Reviewers can be an emotional lot. Most - some men were the exceptions - were too roiled to notice the book's shape, which to me was the point, saying by implication that to slap labels on to oneself is a mistake. 'Men. Women. Bound. Free. Good. Bad. Yes. No. Capitalism. Socialism. Sex. Love.' Everywhere in 1958 and 1959 True Believers were reeling off with broken hearts and minds because of the failure of Communism, and it was already evident that emotional commitment to a cause leads to nothing but trouble.

Later, women's movements claimed the book, and ever since, in country after country, this has happened. Now I get letters from the granddaughters of the book's first readers, who pressed it into their hands as a guide to the situation of women. I have always had letters from people interested only in the politics, and from psychiatrists interested only in the theme of madness. It is salutary to have written a book which has nearly always been received in ways opposite to its intention.

It was written at a time when every part of me was in lively debate with every other, which is perhaps why the thing has a vitality that keeps it popping up in unexpected places. It has just been republished in China, and 80,000 copies sold out in two days. To women. In Brazil two girls from the favelas said the book was relevant to their lives. A black man who read it in prison in Africa said it had changed his attitudes to women.
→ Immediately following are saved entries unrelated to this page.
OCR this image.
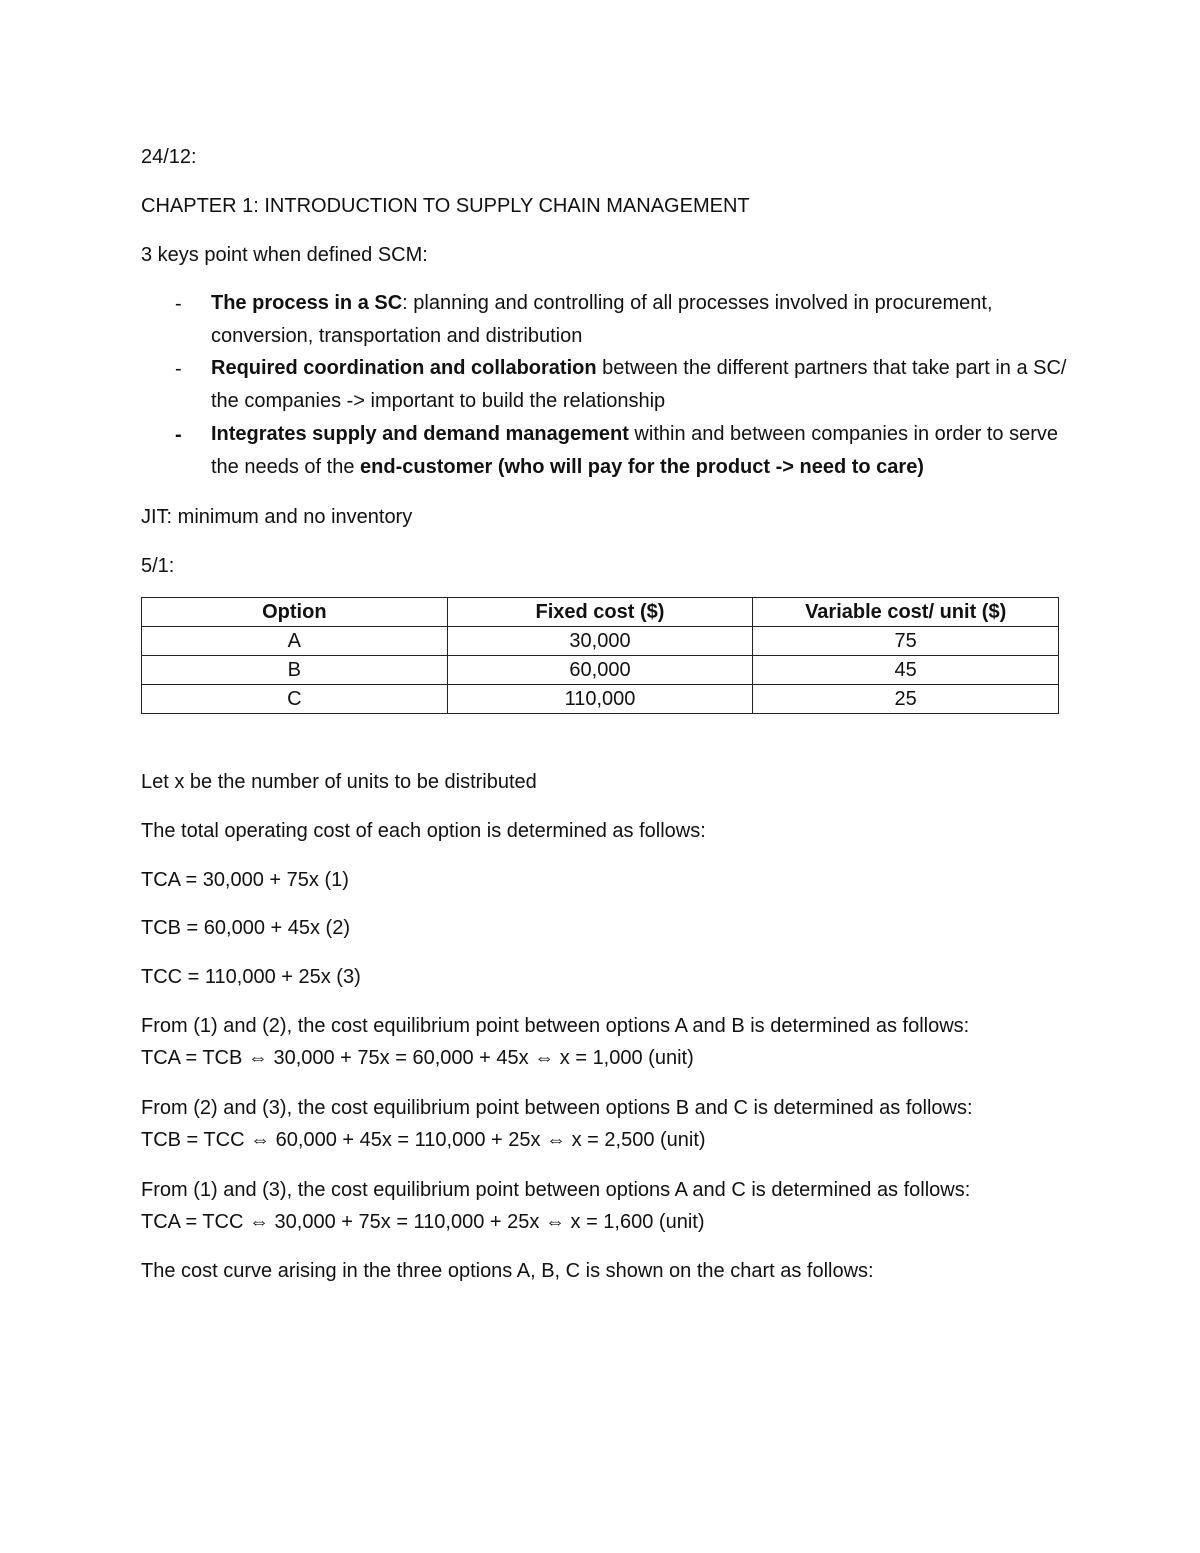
24/12:
CHAPTER 1: INTRODUCTION TO SUPPLY CHAIN MANAGEMENT
3 keys point when defined SCM:
- The process in a SC: planning and controlling of all processes involved in procurement, conversion, transportation and distribution
- Required coordination and collaboration between the different partners that take part in a SC/ the companies -> important to build the relationship
- Integrates supply and demand management within and between companies in order to serve the needs of the end-customer (who will pay for the product -> need to care)
JIT: minimum and no inventory
5/1:
Option	Fixed cost ($)	Variable cost/ unit ($)
A	30,000	75
B	60,000	45
C	110,000	25
Let x be the number of units to be distributed
The total operating cost of each option is determined as follows:
TCA = 30,000 + 75x (1)
TCB = 60,000 + 45x (2)
TCC = 110,000 + 25x (3)
From (1) and (2), the cost equilibrium point between options A and B is determined as follows:
TCA = TCB ⇔ 30,000 + 75x = 60,000 + 45x ⇔ x = 1,000 (unit)
From (2) and (3), the cost equilibrium point between options B and C is determined as follows:
TCB = TCC ⇔ 60,000 + 45x = 110,000 + 25x ⇔ x = 2,500 (unit)
From (1) and (3), the cost equilibrium point between options A and C is determined as follows:
TCA = TCC ⇔ 30,000 + 75x = 110,000 + 25x ⇔ x = 1,600 (unit)
The cost curve arising in the three options A, B, C is shown on the chart as follows:
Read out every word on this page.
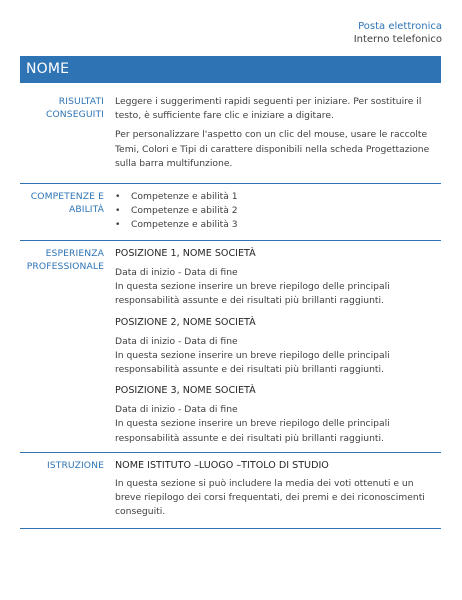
Posta elettronica
Interno telefonico
NOME
RISULTATI
CONSEGUITI

Leggere i suggerimenti rapidi seguenti per iniziare. Per sostituire il testo, è sufficiente fare clic e iniziare a digitare.

Per personalizzare l'aspetto con un clic del mouse, usare le raccolte Temi, Colori e Tipi di carattere disponibili nella scheda Progettazione sulla barra multifunzione.

COMPETENZE E
ABILITÀ
• Competenze e abilità 1
• Competenze e abilità 2
• Competenze e abilità 3
ESPERIENZA
PROFESSIONALE
POSIZIONE 1, NOME SOCIETÀ
Data di inizio - Data di fine
In questa sezione inserire un breve riepilogo delle principali responsabilità assunte e dei risultati più brillanti raggiunti.
POSIZIONE 2, NOME SOCIETÀ
Data di inizio - Data di fine
In questa sezione inserire un breve riepilogo delle principali responsabilità assunte e dei risultati più brillanti raggiunti.
POSIZIONE 3, NOME SOCIETÀ
Data di inizio - Data di fine
In questa sezione inserire un breve riepilogo delle principali responsabilità assunte e dei risultati più brillanti raggiunti.
ISTRUZIONE NOME ISTITUTO –LUOGO –TITOLO DI STUDIO
In questa sezione si può includere la media dei voti ottenuti e un breve riepilogo dei corsi frequentati, dei premi e dei riconoscimenti conseguiti.
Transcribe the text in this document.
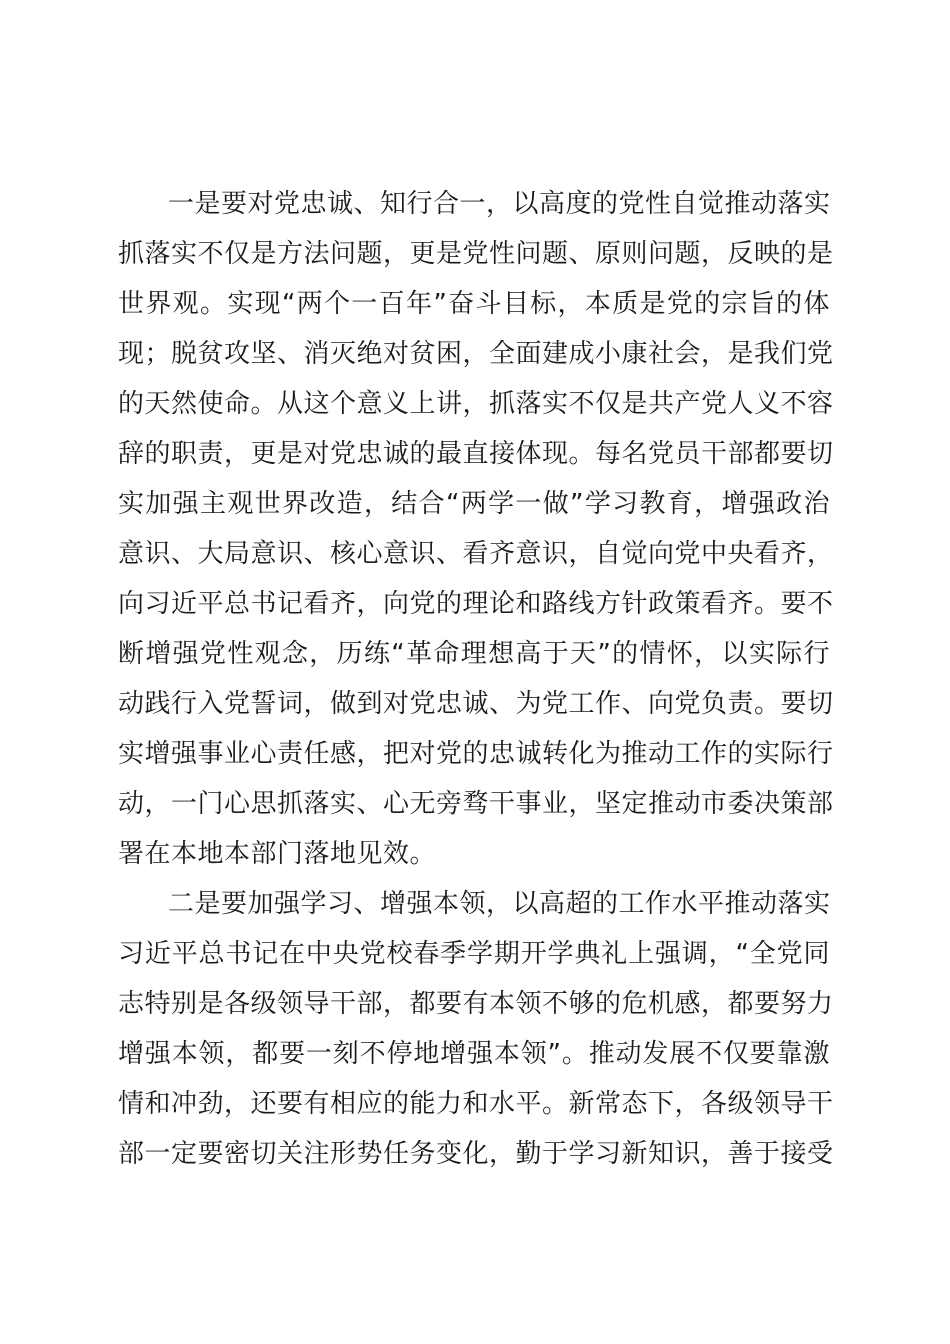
一是要对党忠诚、知行合一，以高度的党性自觉推动落实
抓落实不仅是方法问题，更是党性问题、原则问题，反映的是
世界观。实现“两个一百年”奋斗目标，本质是党的宗旨的体
现；脱贫攻坚、消灭绝对贫困，全面建成小康社会，是我们党
的天然使命。从这个意义上讲，抓落实不仅是共产党人义不容
辞的职责，更是对党忠诚的最直接体现。每名党员干部都要切
实加强主观世界改造，结合“两学一做”学习教育，增强政治
意识、大局意识、核心意识、看齐意识，自觉向党中央看齐，
向习近平总书记看齐，向党的理论和路线方针政策看齐。要不
断增强党性观念，历练“革命理想高于天”的情怀，以实际行
动践行入党誓词，做到对党忠诚、为党工作、向党负责。要切
实增强事业心责任感，把对党的忠诚转化为推动工作的实际行
动，一门心思抓落实、心无旁骛干事业，坚定推动市委决策部
署在本地本部门落地见效。
二是要加强学习、增强本领，以高超的工作水平推动落实
习近平总书记在中央党校春季学期开学典礼上强调，“全党同
志特别是各级领导干部，都要有本领不够的危机感，都要努力
增强本领，都要一刻不停地增强本领”。推动发展不仅要靠激
情和冲劲，还要有相应的能力和水平。新常态下，各级领导干
部一定要密切关注形势任务变化，勤于学习新知识，善于接受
I wrote my way out of one set of mind - what I call 'the Western intellectual package', obligatory then for any person claiming seriousness - which meant you had to be a materialist, both philosophically and practically: life must ascend for ever for everyone everywhere on a stairway of material prosperity. You had to own allegiance to one of the churches of Marxism and believe that the working classes were the inheritors and transmitters of every possible good. You had to be an atheist. By the end of the book I had arrived in a state of agnosticism about absolutely everything, religion, politics, philosophy. Or (the second sentence), 'Everything is cracking up.'

One thought, when planning the book, was that 19th-century novels I would like to read had never been written. Historical events and processes usually seem afterwards like records of lunacy, but that is because we don't have the key to them - the atmosphere, the zeitgeist - which made it all possible. This is what novels do well - give you the taste and flavour of a time. I had lived through a period, and I knew it, just ending, which would soon seem more than usually a tale told by idiots. I wanted to record it. Whatever else the book has succeeded or failed in, I think people wanting to know what the flavour of political life and debate was like in the Forties, the Fifties, will find it in The Golden Notebook.